Death Over My Right Shoulder

We respond to a call for an "unknown condition" at 132st and Madison Ave.Unkown condition, Cold as Hell out. Lowest priority call, cops aren't dispatched. Arrive to find a man laying in a pool of blood on the street corner. Can't find out exactly what happened. It's night and so much blood. The guy, about 30 years old is barely breathing. I get out a bag valve mask and start assisting respirations as my partner goes to the back of the ambulance to get a spine board. I'm trying to breath for the guy at the same time trying to stem the flow of blood at the base of his head.
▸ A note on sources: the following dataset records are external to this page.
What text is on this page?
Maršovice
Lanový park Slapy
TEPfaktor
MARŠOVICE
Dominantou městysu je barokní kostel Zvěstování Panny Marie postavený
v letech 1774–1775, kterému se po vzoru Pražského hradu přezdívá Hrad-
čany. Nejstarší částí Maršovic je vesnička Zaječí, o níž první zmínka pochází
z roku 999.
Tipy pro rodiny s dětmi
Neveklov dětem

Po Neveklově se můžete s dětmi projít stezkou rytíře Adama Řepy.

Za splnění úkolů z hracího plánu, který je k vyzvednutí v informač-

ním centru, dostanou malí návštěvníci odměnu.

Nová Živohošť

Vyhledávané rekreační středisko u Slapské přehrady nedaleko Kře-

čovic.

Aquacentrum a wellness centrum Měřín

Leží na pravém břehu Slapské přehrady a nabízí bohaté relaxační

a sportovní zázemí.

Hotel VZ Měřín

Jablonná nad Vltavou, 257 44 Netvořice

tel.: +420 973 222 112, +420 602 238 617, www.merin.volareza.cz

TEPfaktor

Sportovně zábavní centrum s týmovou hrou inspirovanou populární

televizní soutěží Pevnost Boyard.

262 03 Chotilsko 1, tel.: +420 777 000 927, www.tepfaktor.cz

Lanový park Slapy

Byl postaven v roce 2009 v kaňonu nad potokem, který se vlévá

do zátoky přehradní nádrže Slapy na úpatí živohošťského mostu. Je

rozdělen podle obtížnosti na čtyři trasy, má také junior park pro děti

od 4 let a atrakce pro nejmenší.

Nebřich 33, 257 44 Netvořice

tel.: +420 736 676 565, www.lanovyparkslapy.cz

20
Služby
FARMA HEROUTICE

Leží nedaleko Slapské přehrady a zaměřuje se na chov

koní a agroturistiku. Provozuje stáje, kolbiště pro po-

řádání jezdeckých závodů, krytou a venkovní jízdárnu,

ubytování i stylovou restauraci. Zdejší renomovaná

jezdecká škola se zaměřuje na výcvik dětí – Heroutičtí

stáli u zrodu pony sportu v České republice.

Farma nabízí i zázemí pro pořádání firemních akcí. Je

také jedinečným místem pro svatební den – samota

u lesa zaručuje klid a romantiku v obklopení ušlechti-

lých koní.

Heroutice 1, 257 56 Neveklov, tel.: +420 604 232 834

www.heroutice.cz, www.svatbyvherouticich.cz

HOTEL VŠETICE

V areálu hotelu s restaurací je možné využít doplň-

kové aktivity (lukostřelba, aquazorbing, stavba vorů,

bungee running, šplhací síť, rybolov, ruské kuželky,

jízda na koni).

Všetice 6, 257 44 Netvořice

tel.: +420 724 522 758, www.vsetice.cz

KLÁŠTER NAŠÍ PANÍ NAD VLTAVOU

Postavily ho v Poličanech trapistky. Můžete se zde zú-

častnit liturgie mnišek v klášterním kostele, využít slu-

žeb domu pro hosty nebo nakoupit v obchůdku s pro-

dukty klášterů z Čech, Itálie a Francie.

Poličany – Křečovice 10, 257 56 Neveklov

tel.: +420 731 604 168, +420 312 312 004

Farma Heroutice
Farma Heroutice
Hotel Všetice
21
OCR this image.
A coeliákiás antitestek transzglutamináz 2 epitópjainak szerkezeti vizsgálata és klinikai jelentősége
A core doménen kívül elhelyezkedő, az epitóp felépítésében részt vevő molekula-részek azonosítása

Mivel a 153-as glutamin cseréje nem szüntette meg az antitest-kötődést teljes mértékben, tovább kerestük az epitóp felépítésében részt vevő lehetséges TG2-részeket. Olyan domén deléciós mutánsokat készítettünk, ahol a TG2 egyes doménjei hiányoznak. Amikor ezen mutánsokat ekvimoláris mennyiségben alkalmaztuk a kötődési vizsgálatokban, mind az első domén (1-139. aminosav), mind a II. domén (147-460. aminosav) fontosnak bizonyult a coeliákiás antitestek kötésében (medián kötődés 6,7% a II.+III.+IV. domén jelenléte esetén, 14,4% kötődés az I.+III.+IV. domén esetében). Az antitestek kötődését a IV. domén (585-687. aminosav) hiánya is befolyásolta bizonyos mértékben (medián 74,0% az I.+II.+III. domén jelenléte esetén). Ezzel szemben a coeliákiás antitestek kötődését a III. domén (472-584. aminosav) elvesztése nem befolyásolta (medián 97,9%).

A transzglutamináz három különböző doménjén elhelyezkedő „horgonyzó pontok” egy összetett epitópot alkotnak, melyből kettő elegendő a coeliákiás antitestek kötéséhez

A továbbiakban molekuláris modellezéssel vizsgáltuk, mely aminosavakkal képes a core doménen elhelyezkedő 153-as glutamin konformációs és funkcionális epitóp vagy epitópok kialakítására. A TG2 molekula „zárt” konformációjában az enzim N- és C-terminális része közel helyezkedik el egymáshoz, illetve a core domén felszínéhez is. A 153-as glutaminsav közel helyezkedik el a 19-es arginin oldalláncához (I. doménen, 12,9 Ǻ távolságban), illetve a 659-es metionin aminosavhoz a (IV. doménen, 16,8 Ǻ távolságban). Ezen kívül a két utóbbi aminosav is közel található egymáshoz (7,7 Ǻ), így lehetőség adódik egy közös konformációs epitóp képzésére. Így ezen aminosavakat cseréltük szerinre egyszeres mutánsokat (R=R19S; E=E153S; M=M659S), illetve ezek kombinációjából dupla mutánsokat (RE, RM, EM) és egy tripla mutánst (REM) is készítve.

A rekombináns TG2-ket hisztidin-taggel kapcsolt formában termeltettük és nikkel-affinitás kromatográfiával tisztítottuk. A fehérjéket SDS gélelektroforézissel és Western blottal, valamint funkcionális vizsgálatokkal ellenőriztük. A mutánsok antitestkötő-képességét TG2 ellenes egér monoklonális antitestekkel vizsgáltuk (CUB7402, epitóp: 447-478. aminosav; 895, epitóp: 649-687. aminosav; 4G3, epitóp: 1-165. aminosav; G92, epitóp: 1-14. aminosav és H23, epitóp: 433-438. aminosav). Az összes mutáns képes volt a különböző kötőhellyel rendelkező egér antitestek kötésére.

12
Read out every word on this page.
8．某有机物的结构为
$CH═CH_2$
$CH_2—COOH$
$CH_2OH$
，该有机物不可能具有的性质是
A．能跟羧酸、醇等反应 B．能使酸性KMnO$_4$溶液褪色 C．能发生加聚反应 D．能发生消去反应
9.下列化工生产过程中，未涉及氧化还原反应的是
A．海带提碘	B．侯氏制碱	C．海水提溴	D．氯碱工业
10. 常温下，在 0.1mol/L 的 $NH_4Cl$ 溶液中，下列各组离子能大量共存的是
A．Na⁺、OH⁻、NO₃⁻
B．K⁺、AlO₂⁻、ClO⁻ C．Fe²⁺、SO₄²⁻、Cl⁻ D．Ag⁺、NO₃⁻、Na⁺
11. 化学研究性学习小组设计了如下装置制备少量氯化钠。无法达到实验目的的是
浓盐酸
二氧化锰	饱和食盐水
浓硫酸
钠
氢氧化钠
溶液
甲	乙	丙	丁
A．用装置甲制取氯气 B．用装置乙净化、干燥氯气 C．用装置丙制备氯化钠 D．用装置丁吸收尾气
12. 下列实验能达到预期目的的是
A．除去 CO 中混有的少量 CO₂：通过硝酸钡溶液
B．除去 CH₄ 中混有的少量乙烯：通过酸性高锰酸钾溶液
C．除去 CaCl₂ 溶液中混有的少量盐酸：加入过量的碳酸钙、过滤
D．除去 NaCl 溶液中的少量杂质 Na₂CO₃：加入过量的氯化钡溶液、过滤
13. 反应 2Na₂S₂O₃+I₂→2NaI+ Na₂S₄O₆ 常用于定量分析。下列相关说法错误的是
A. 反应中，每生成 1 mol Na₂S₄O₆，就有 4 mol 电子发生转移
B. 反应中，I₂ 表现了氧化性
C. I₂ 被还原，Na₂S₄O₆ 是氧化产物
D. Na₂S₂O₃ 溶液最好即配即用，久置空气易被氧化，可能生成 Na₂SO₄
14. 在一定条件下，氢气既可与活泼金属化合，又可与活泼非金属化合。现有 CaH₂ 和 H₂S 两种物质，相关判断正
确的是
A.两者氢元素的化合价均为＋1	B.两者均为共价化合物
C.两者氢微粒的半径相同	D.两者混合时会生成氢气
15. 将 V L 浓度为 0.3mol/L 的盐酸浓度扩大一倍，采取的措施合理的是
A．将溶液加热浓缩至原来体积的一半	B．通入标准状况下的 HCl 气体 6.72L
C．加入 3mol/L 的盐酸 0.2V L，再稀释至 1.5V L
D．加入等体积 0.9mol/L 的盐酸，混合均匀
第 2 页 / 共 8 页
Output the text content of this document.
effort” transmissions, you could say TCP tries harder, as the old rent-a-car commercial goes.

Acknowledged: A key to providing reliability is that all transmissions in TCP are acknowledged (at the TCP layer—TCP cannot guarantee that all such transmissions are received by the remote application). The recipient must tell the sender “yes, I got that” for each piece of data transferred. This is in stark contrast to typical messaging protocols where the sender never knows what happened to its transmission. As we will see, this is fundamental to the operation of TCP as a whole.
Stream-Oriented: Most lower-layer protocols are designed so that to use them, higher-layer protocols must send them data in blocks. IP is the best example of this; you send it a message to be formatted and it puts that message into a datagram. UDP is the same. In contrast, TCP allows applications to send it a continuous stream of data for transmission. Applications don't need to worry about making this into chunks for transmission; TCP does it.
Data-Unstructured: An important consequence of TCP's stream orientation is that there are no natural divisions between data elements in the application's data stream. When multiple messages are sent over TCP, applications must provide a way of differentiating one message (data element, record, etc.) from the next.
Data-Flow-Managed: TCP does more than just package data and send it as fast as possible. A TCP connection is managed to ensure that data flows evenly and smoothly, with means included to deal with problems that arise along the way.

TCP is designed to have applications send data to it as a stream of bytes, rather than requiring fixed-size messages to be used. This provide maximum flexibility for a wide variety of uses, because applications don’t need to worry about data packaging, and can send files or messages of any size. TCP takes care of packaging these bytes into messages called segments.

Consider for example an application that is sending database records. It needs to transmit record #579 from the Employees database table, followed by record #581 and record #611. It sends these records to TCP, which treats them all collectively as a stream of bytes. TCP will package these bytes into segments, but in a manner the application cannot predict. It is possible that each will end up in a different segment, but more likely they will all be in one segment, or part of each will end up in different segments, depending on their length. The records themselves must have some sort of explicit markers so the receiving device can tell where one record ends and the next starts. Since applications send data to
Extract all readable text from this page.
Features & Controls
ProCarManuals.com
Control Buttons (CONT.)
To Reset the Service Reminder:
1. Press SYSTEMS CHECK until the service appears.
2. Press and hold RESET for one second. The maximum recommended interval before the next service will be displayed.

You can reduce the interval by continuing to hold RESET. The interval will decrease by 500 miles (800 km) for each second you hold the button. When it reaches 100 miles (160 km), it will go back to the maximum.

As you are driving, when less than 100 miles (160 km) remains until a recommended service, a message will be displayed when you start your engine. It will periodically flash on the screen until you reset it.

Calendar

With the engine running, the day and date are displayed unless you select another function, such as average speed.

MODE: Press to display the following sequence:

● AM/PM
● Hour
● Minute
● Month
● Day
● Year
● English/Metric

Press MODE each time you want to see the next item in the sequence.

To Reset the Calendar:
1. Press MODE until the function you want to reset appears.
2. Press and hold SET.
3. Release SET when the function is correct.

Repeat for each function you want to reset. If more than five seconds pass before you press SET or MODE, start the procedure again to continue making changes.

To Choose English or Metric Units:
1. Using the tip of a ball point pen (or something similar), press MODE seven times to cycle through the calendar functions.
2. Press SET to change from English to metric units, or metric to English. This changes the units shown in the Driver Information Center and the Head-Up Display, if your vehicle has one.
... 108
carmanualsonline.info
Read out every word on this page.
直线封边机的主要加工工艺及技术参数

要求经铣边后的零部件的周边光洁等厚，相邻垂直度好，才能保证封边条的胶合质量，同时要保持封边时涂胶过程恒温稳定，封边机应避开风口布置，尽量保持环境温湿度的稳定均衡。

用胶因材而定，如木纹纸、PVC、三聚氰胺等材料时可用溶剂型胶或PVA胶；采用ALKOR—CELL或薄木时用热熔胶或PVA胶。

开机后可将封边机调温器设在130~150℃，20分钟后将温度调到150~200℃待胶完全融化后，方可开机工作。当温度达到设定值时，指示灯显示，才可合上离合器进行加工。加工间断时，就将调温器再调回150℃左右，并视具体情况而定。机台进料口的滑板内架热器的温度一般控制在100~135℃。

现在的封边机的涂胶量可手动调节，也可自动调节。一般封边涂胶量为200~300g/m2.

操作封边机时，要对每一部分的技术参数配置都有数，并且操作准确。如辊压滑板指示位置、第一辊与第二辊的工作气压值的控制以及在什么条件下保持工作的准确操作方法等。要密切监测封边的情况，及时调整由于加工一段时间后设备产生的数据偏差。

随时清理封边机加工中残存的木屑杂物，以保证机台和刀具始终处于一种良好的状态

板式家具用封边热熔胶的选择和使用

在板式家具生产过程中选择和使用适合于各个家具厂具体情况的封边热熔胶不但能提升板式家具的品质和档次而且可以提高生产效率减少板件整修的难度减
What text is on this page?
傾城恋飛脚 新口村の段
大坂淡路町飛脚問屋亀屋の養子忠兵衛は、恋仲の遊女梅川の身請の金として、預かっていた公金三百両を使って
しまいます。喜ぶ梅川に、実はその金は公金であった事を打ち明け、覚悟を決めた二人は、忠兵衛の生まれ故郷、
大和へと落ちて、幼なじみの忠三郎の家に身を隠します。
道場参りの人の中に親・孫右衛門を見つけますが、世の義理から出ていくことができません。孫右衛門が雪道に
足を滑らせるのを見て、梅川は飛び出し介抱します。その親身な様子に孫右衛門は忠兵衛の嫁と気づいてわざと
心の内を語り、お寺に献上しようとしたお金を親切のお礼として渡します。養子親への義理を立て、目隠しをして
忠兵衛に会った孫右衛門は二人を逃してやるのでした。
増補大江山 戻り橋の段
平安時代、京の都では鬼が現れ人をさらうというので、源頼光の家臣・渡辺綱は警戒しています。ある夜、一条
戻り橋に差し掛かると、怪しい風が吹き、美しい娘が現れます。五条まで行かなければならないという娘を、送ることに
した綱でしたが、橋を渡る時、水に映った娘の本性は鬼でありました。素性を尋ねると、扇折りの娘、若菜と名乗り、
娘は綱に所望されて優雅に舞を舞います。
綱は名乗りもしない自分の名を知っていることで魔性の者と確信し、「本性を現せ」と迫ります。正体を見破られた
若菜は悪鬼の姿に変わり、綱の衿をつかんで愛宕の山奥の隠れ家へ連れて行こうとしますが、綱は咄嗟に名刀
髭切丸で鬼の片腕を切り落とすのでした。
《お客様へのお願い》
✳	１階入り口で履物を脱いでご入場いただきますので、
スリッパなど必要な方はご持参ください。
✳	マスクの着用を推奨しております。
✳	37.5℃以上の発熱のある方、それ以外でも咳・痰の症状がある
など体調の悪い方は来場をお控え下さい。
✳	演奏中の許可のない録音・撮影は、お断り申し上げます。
Over my right shoulder:
"Yo is he gonna be ok?'
I've got enough on my hands than to deal with bystanders.
"Yo, is he gonna be ok?"
"Yo is he gonna be ok?
At least 5 damn times. I can't take it anymore
"He's going to be ok, Chill!" I yell without turning around
An instant later a chill goes up my spine as I hear in a low, matter of fact voice:
"No he's not"
Over my right shoulder goes what looks like a 9mm.

POW!
POW!
POW!

The bullets tear into my patient's chest and stomach. So quick it was I didn't have time to duck and the guys is hotfooting it down Madison Ave.
With church bells going off in my right ear I call a 10-13 (unit needs help) while running across the street and ducking (yea, now!) behind a parked car.
My patient probably had a 1% chance of survival when we arrived. Now he had none.